DOUBLET-BASED MICROMECHANICAL APPROACHES TO YIELD AND FAILURE CRITERIA

The doublet-based micromechanical theory introduced by the authors is employed to investigate the multi-axial yield and failure properties of solids in terms of their ultimate properties in tension, compression and shear. Emphasis is placed on the special case of spatially uniform plane states imposed on a macroscopically isotropic material domain capable of axial doublet interactions only. In view of the invertibility of the microstress/macrostress relations for this special case, the derived microcriterion is equivalently re-expressed as a criterion that employs the conventional stresses and models different tensile and compressive properties. It is further shown that assuming the tensile and compressive limits to coincide recovers Von Mises criterion, while the criterion of Tresca is associated with a microscopically inconsistent procedure. Single-microstress yield and strength criteria are introduced for microstructured media with axial and shear doublet interactions.
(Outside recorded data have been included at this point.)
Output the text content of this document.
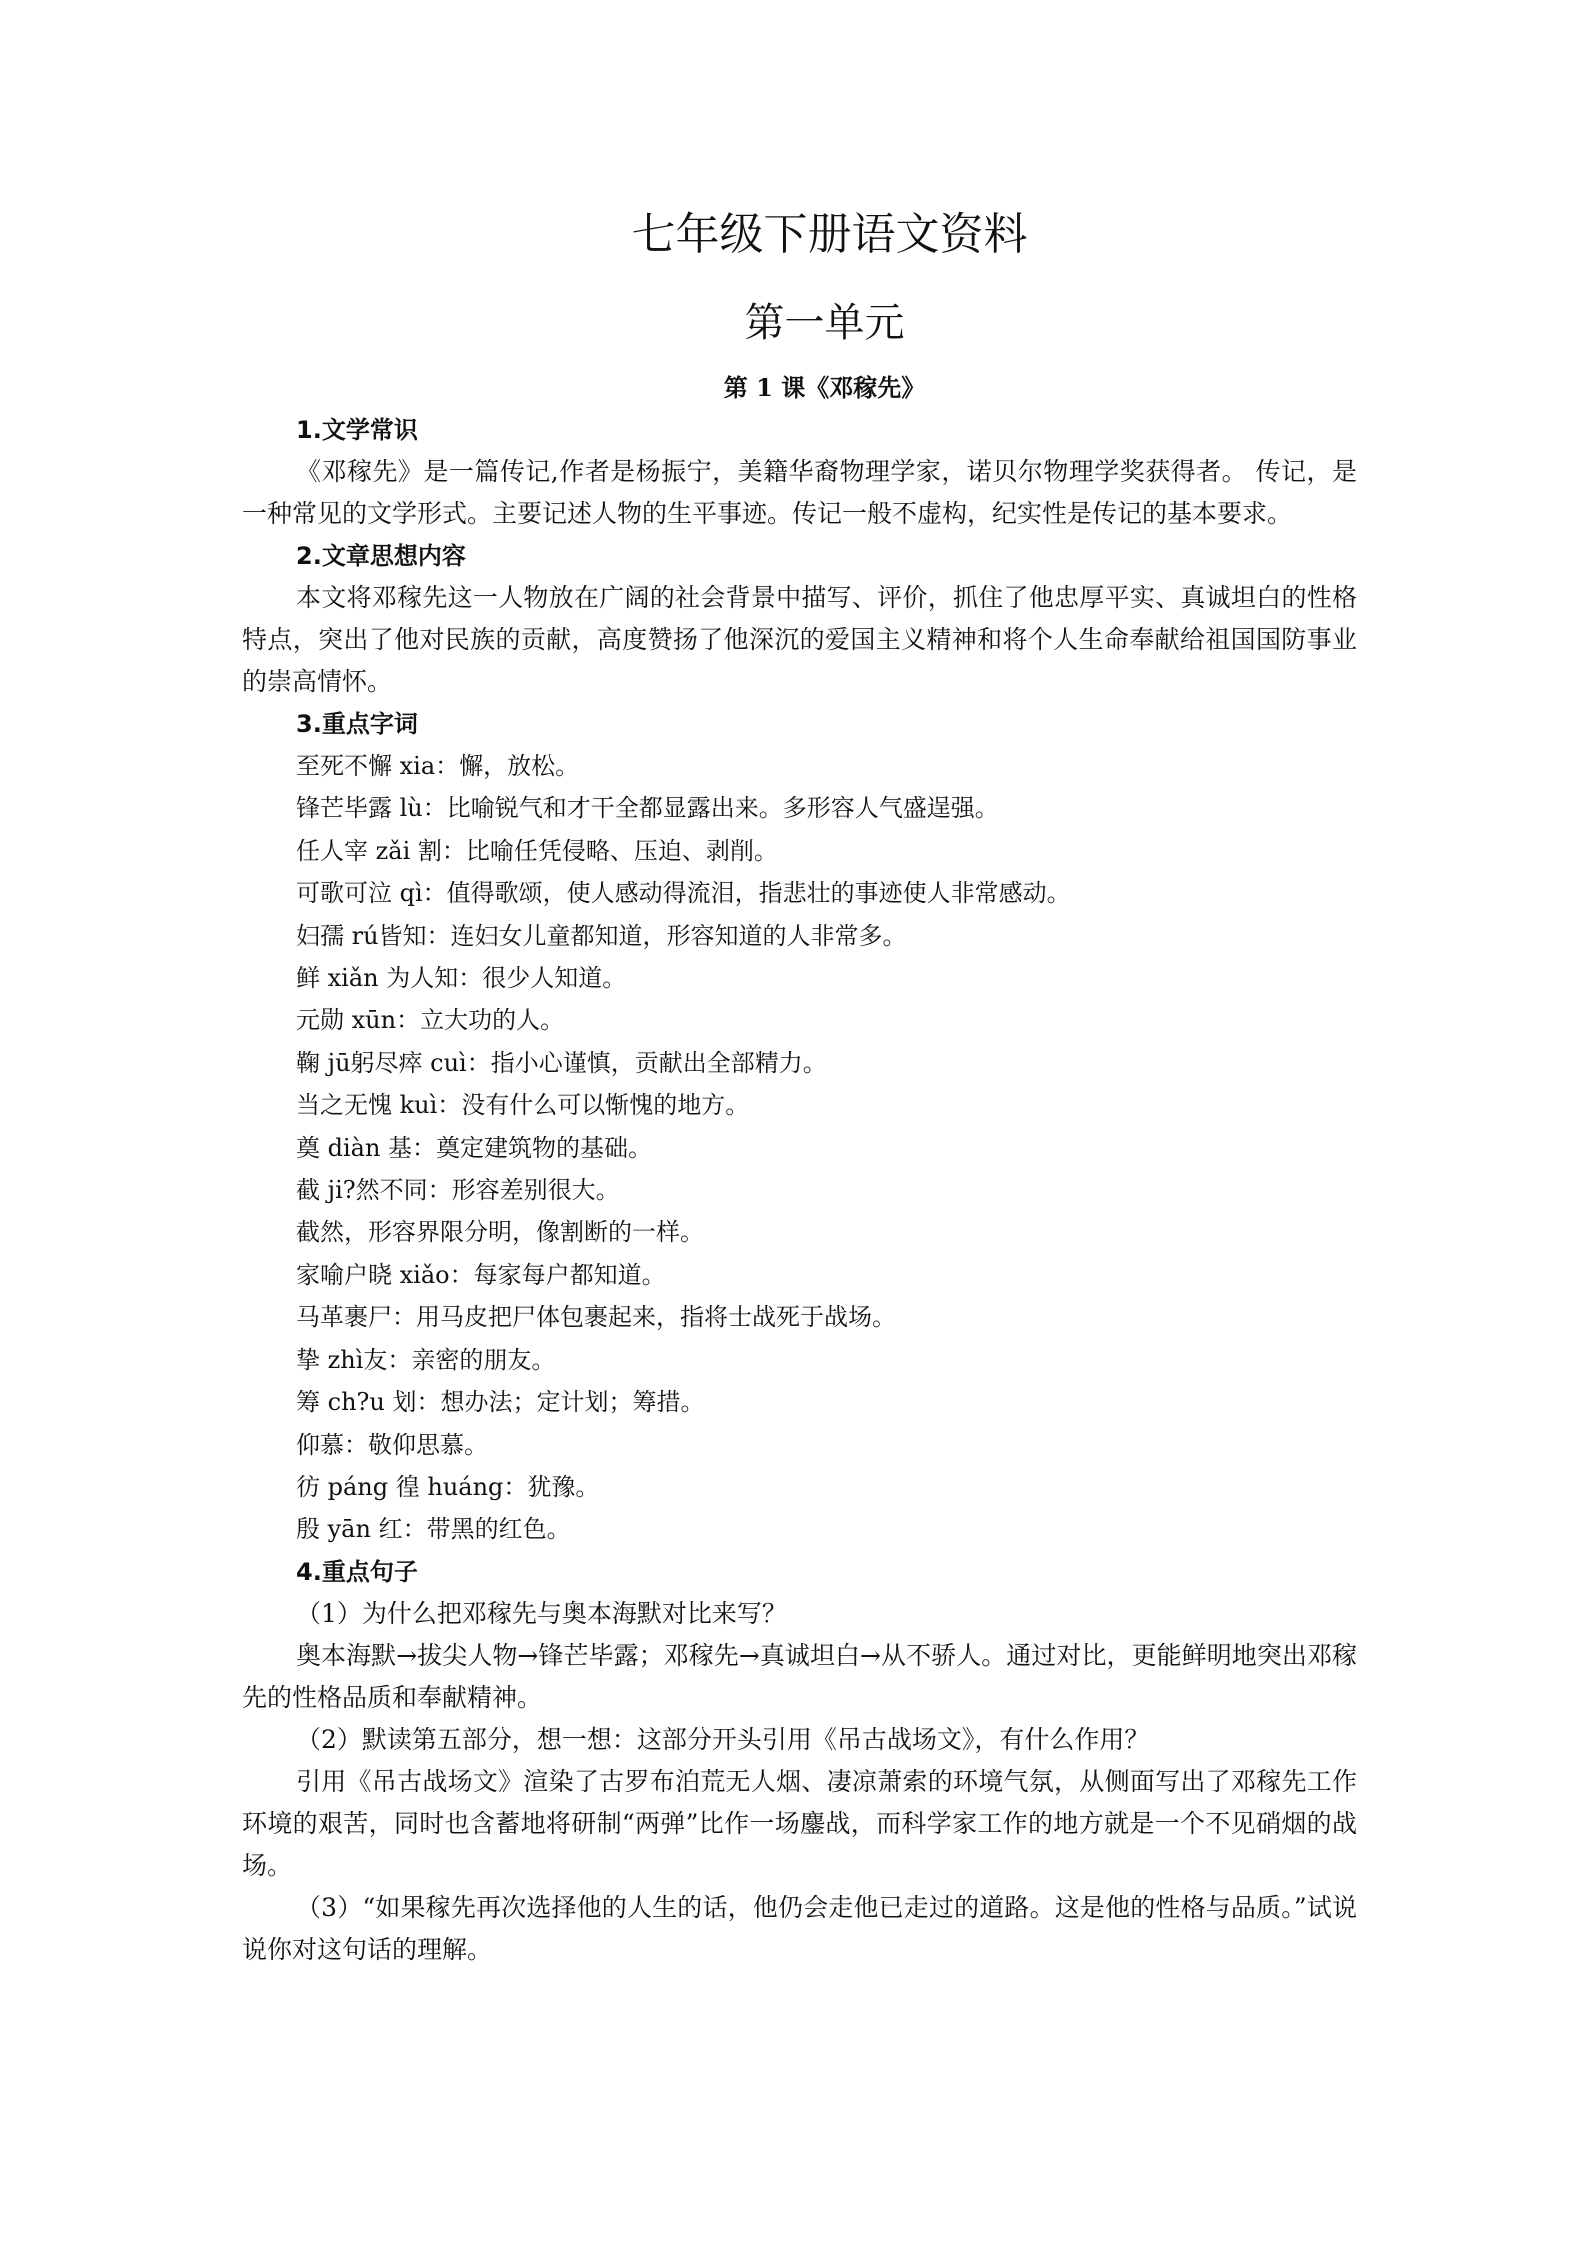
七年级下册语文资料
第一单元
第 1 课《邓稼先》
1.文学常识

《邓稼先》是一篇传记,作者是杨振宁，美籍华裔物理学家，诺贝尔物理学奖获得者。 传记，是一种常见的文学形式。主要记述人物的生平事迹。传记一般不虚构，纪实性是传记的基本要求。

2.文章思想内容

本文将邓稼先这一人物放在广阔的社会背景中描写、评价，抓住了他忠厚平实、真诚坦白的性格特点，突出了他对民族的贡献，高度赞扬了他深沉的爱国主义精神和将个人生命奉献给祖国国防事业的崇高情怀。

3.重点字词
至死不懈 xia：懈，放松。
锋芒毕露 lù：比喻锐气和才干全都显露出来。多形容人气盛逞强。
任人宰 zǎi 割：比喻任凭侵略、压迫、剥削。
可歌可泣 qì：值得歌颂，使人感动得流泪，指悲壮的事迹使人非常感动。
妇孺 rú皆知：连妇女儿童都知道，形容知道的人非常多。
鲜 xiǎn 为人知：很少人知道。
元勋 xūn：立大功的人。
鞠 jū躬尽瘁 cuì：指小心谨慎，贡献出全部精力。
当之无愧 kuì：没有什么可以惭愧的地方。
奠 diàn 基：奠定建筑物的基础。
截 ji?然不同：形容差别很大。
截然，形容界限分明，像割断的一样。
家喻户晓 xiǎo：每家每户都知道。
马革裹尸：用马皮把尸体包裹起来，指将士战死于战场。
挚 zhì友：亲密的朋友。
筹 ch?u 划：想办法；定计划；筹措。
仰慕：敬仰思慕。
彷 páng 徨 huáng：犹豫。
殷 yān 红：带黑的红色。
4.重点句子

（1）为什么把邓稼先与奥本海默对比来写？

奥本海默→拔尖人物→锋芒毕露；邓稼先→真诚坦白→从不骄人。通过对比，更能鲜明地突出邓稼先的性格品质和奉献精神。

（2）默读第五部分，想一想：这部分开头引用《吊古战场文》，有什么作用？

引用《吊古战场文》渲染了古罗布泊荒无人烟、凄凉萧索的环境气氛，从侧面写出了邓稼先工作环境的艰苦，同时也含蓄地将研制“两弹”比作一场鏖战，而科学家工作的地方就是一个不见硝烟的战场。

（3）“如果稼先再次选择他的人生的话，他仍会走他已走过的道路。这是他的性格与品质。”试说说你对这句话的理解。
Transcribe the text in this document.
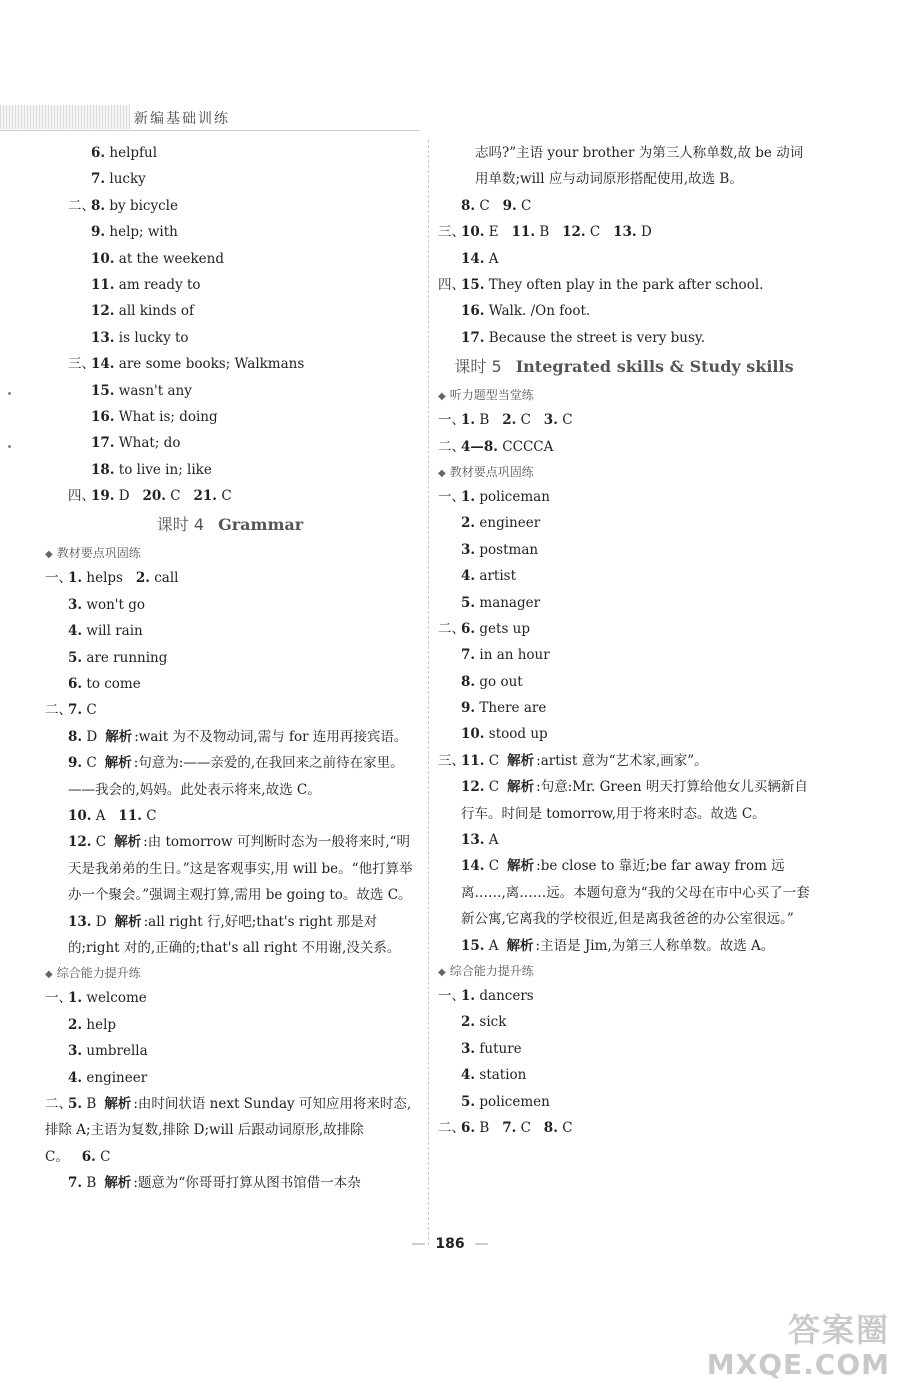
新编基础训练
6. helpful
7. lucky
二、8. by bicycle
9. help; with
10. at the weekend
11. am ready to
12. all kinds of
13. is lucky to
三、14. are some books; Walkmans
15. wasn't any
16. What is; doing
17. What; do
18. to live in; like
四、19. D 20. C 21. C
课时 4 Grammar
◆ 教材要点巩固练
一、1. helps 2. call
3. won't go
4. will rain
5. are running
6. to come
二、7. C
8. D 解析 :wait 为不及物动词,需与 for 连用再接宾语。
9. C 解析 :句意为:——亲爱的,在我回来之前待在家里。——我会的,妈妈。此处表示将来,故选 C。
10. A 11. C
12. C 解析 :由 tomorrow 可判断时态为一般将来时,“明天是我弟弟的生日。”这是客观事实,用 will be。“他打算举办一个聚会。”强调主观打算,需用 be going to。故选 C。
13. D 解析 :all right 行,好吧;that's right 那是对的;right 对的,正确的;that's all right 不用谢,没关系。
◆ 综合能力提升练
一、1. welcome
2. help
3. umbrella
4. engineer
二、5. B 解析 :由时间状语 next Sunday 可知应用将来时态,排除 A;主语为复数,排除 D;will 后跟动词原形,故排除 C。 6. C
7. B 解析 :题意为“你哥哥打算从图书馆借一本杂
志吗?”主语 your brother 为第三人称单数,故 be 动词用单数;will 应与动词原形搭配使用,故选 B。
8. C 9. C
三、10. E 11. B 12. C 13. D
14. A
四、15. They often play in the park after school.
16. Walk. /On foot.
17. Because the street is very busy.
课时 5 Integrated skills & Study skills
◆ 听力题型当堂练
一、1. B 2. C 3. C
二、4—8. CCCCA
◆ 教材要点巩固练
一、1. policeman
2. engineer
3. postman
4. artist
5. manager
二、6. gets up
7. in an hour
8. go out
9. There are
10. stood up
三、11. C 解析 :artist 意为“艺术家,画家”。
12. C 解析 :句意:Mr. Green 明天打算给他女儿买辆新自行车。时间是 tomorrow,用于将来时态。故选 C。
13. A
14. C 解析 :be close to 靠近;be far away from 远离……,离……远。本题句意为“我的父母在市中心买了一套新公寓,它离我的学校很近,但是离我爸爸的办公室很远。”
15. A 解析 :主语是 Jim,为第三人称单数。故选 A。
◆ 综合能力提升练
一、1. dancers
2. sick
3. future
4. station
5. policemen
二、6. B 7. C 8. C
— 186 —
答案圈
MXQE.COM
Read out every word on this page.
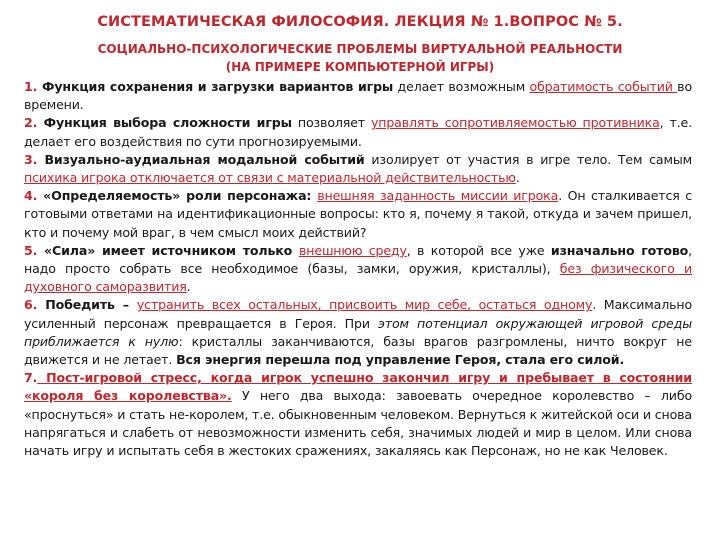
СИСТЕМАТИЧЕСКАЯ ФИЛОСОФИЯ. ЛЕКЦИЯ № 1.ВОПРОС № 5.
СОЦИАЛЬНО-ПСИХОЛОГИЧЕСКИЕ ПРОБЛЕМЫ ВИРТУАЛЬНОЙ РЕАЛЬНОСТИ
(НА ПРИМЕРЕ КОМПЬЮТЕРНОЙ ИГРЫ)

1. Функция сохранения и загрузки вариантов игры делает возможным обратимость событий во времени.

2. Функция выбора сложности игры позволяет управлять сопротивляемостью противника, т.е. делает его воздействия по сути прогнозируемыми.

3. Визуально-аудиальная модальной событий изолирует от участия в игре тело. Тем самым психика игрока отключается от связи с материальной действительностью.

4. «Определяемость» роли персонажа: внешняя заданность миссии игрока. Он сталкивается с готовыми ответами на идентификационные вопросы: кто я, почему я такой, откуда и зачем пришел, кто и почему мой враг, в чем смысл моих действий?

5. «Сила» имеет источником только внешнюю среду, в которой все уже изначально готово, надо просто собрать все необходимое (базы, замки, оружия, кристаллы), без физического и духовного саморазвития.

6. Победить – устранить всех остальных, присвоить мир себе, остаться одному. Максимально усиленный персонаж превращается в Героя. При этом потенциал окружающей игровой среды приближается к нулю: кристаллы заканчиваются, базы врагов разгромлены, ничто вокруг не движется и не летает. Вся энергия перешла под управление Героя, стала его силой.

7. Пост-игровой стресс, когда игрок успешно закончил игру и пребывает в состоянии «короля без королевства». У него два выхода: завоевать очередное королевство – либо «проснуться» и стать не-королем, т.е. обыкновенным человеком. Вернуться к житейской оси и снова напрягаться и слабеть от невозможности изменить себя, значимых людей и мир в целом. Или снова начать игру и испытать себя в жестоких сражениях, закаляясь как Персонаж, но не как Человек.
The relationships among the biaxial limit macrostresses in tension, compression and shear to their microscopic counterparts are established for the plane case with arbitrary structural angle phi. The ratio of the macroscopic limit in tension and shear is obtained in terms of its microscopic counterpart and phi. The proposed natural criteria are compared with the classical ones of Von Mises and Tresca. The analysis of the failure conditions in the Flamant problem for a microstructured medium is employed to establish the necessity for the single-microstress canonical criteria.